So what’s the problem with this simple solution?
Categories.
For example Eisenstein on the Audiovisual is placed in the Eisenstein section of the bookstore.
So what’s wrong with that?
There’s also another section in the bookshop under the heading FILM SOUND.
Eisenstein wrote more about the audiovisual than any other film director, and in
Eisenstein on the Audiovisual I explore his ideas on using film sound and film music, in a word, on the audiovisual.
But you’ll never find this book in a film sound, or even in a film music section.
Why?
Because the AUDIOVISUAL hasn’t yet been devised as a category that is worthy of study.
And it is also because someone in an office somewhere checks on their computer and decides that Eisenstein on the Audiovisual goes into the FILM DIRECTORS section in the chain of bookshops.
As the author of this book, what can I do?
I can quietly take my book from the FILM DIRECTORS section and place it in the FILM SOUND/FILM MUSIC section.
But on my next visit to the chain bookstore, it’s not there any more: it’s back in the FILM DIRECTORS section.
Effectively this means that Eisenstein on the Audiovisual will only be bought by someone who knows in advance that it’s a book about the audiovisual - it’s not primarily a book about Eisenstein, but it’s about his ideas and practice with regard to innovative combinations of music, image and sound!

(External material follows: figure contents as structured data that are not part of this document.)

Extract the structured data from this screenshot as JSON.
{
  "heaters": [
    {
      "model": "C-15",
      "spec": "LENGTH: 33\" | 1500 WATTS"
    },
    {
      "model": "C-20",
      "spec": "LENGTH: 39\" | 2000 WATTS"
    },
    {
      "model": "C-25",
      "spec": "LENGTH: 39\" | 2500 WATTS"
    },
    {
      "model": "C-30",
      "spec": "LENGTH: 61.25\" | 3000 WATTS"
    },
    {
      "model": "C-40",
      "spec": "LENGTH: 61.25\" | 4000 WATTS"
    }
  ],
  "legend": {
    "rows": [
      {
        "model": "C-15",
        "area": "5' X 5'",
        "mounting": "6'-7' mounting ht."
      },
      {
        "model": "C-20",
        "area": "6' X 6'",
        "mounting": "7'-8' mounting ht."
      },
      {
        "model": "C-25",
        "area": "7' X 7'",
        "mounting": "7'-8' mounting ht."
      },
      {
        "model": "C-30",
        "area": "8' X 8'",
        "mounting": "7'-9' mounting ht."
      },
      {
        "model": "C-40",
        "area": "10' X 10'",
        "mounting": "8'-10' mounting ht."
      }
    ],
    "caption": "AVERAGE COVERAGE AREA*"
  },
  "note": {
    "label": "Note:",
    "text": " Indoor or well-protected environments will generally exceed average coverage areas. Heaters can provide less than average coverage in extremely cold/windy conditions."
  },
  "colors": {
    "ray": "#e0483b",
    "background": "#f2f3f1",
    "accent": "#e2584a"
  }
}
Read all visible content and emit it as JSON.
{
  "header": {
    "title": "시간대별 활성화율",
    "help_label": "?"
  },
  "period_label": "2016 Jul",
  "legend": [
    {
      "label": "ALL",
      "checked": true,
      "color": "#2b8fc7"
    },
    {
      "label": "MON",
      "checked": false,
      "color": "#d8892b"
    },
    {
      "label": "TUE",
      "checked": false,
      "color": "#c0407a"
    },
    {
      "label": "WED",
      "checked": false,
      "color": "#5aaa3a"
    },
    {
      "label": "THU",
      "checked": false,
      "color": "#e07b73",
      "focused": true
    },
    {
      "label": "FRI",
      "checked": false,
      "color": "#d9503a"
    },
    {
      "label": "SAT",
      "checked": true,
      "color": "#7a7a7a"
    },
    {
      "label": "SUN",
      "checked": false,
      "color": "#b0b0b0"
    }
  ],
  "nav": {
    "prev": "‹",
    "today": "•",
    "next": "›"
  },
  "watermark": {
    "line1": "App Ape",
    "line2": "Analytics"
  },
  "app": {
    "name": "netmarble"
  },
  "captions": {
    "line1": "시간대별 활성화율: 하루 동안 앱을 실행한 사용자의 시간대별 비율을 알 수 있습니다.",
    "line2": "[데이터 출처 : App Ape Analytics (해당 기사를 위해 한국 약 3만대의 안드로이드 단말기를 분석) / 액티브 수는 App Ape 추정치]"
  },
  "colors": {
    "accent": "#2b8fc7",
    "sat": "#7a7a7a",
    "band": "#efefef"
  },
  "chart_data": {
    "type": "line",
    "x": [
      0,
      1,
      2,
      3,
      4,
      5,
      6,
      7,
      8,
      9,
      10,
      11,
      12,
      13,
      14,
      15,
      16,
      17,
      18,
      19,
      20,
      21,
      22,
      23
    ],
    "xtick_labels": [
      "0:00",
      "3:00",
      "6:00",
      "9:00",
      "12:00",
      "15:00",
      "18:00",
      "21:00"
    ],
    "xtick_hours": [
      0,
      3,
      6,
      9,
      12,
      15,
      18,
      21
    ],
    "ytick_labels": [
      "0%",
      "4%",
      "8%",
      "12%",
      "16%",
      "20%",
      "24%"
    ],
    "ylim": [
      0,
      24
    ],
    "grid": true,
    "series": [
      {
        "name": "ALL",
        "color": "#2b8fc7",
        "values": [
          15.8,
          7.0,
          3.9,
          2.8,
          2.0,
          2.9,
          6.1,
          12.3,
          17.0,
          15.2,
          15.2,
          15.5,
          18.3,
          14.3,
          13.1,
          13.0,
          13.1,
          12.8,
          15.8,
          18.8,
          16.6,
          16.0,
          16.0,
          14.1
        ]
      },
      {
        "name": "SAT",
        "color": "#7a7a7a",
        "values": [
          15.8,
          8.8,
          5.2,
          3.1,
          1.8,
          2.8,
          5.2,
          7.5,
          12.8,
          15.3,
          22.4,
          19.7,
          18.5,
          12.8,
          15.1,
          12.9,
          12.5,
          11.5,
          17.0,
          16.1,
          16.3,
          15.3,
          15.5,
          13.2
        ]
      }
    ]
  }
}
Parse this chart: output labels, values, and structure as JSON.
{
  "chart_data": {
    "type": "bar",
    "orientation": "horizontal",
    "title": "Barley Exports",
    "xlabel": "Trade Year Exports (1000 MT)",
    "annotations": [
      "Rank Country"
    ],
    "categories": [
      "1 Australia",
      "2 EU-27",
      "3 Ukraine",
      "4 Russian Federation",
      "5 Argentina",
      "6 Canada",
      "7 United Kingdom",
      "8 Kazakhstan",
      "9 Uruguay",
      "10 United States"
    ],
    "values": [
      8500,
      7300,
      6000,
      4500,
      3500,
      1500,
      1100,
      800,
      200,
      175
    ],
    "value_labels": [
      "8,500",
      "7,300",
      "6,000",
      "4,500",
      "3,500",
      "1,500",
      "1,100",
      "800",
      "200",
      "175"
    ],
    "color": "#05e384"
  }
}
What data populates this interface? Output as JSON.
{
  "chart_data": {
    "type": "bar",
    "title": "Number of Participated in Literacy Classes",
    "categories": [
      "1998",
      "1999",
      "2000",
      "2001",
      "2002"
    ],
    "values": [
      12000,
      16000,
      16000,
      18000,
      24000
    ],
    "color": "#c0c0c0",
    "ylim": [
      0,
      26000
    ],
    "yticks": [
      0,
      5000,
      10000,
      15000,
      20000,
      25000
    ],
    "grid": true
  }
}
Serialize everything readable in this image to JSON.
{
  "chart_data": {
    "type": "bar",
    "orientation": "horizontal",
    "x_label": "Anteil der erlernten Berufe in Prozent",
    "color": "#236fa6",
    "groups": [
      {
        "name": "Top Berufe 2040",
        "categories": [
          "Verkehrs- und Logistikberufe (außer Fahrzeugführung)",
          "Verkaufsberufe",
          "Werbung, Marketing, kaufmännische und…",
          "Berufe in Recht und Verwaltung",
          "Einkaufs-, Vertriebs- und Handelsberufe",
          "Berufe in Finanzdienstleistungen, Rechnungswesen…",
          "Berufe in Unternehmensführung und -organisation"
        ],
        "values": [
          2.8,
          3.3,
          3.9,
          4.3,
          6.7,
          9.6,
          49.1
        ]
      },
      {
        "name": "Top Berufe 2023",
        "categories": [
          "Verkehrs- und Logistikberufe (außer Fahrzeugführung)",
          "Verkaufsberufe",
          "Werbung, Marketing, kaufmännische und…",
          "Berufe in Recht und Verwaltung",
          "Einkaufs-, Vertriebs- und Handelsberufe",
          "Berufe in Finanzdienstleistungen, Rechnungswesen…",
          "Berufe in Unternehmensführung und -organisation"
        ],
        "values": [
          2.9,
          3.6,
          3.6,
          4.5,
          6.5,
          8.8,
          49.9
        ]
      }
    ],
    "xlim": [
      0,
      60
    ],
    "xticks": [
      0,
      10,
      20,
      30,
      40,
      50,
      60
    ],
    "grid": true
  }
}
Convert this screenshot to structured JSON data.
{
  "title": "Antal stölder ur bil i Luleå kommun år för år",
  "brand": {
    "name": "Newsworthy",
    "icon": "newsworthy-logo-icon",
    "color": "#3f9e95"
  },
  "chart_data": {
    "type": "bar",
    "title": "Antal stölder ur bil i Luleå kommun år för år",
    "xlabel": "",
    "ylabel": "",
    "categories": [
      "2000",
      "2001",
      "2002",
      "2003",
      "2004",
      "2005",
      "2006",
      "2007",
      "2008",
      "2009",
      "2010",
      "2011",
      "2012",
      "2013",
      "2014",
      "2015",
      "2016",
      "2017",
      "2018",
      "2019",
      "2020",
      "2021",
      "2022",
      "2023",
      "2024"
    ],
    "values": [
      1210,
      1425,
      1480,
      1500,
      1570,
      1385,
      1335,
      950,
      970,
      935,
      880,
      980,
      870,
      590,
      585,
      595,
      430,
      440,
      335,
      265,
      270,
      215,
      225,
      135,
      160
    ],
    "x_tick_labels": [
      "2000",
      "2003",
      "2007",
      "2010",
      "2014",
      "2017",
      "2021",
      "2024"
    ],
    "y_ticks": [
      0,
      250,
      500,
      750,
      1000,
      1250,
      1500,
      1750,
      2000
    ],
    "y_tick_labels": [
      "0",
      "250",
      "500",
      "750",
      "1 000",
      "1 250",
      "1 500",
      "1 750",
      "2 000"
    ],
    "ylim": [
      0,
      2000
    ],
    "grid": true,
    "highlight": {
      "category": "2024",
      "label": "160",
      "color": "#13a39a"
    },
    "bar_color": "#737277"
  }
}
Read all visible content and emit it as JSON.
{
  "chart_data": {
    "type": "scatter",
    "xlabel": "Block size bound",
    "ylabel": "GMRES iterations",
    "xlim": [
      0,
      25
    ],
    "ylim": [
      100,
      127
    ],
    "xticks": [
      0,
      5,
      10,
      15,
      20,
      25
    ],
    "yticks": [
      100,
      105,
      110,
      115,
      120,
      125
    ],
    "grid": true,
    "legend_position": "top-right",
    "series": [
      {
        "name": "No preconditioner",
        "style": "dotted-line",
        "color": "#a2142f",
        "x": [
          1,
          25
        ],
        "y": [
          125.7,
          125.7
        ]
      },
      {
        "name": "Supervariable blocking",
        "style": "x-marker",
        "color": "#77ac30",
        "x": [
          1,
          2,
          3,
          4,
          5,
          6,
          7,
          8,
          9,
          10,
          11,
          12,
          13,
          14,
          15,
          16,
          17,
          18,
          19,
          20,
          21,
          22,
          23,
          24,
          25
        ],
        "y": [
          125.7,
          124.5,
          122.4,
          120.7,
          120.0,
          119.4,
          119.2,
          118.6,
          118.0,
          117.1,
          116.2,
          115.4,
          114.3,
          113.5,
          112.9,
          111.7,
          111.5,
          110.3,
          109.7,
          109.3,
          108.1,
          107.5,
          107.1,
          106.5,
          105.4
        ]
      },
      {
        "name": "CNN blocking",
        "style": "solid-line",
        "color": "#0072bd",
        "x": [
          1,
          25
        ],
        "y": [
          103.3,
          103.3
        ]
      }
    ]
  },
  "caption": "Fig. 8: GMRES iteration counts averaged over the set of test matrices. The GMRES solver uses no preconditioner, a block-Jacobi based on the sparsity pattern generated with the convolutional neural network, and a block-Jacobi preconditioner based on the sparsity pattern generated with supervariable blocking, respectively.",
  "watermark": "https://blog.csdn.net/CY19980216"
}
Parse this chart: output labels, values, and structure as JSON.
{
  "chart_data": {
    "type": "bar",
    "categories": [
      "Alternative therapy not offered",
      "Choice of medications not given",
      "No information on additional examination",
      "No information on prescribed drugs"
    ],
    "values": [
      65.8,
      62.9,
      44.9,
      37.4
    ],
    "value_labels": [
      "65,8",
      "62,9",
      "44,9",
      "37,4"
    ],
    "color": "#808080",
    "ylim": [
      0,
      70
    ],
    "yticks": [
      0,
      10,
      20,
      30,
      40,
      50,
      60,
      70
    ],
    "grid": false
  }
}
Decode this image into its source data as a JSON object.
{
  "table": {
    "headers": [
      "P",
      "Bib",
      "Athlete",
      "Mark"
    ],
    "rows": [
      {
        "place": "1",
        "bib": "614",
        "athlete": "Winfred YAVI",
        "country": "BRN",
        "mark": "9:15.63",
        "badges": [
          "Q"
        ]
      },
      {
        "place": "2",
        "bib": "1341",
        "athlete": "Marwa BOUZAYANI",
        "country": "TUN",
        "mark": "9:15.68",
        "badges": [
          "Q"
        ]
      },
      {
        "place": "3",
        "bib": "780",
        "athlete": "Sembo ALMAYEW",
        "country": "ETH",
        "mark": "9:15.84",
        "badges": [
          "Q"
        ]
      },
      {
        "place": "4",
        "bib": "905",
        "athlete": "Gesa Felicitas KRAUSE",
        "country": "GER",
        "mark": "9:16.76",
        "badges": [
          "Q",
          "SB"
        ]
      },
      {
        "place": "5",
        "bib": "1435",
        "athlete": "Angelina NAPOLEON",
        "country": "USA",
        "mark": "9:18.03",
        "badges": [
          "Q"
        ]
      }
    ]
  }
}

Eisenstein wrote about the audiovisual for those who make films, not for those who just want to read about his life (he wrote his autobiography Immoral Memories for that purpose, but it’s highly unlikely that you’ll find that book in the FILM DIRECTORS section anyway).
But I think he would probably also be disappointed (but perhaps not surprised) that his explorations of the audiovisual, which he wrote for practitioners, doesn’t even make an appearance in what should be called the AUDIOVISUAL section of the bookstore.
So how about having a copy of Eisenstein on the Audiovisual in both the FILM DIRECTORS section, and another copy in the FILM SOUND/FILM MUSIC section?
No, that’s conceptually invisible.
This is the reason I set up www.ocatilloaudiovisual.com/the-audiovisual-series.html (the audiovisual series).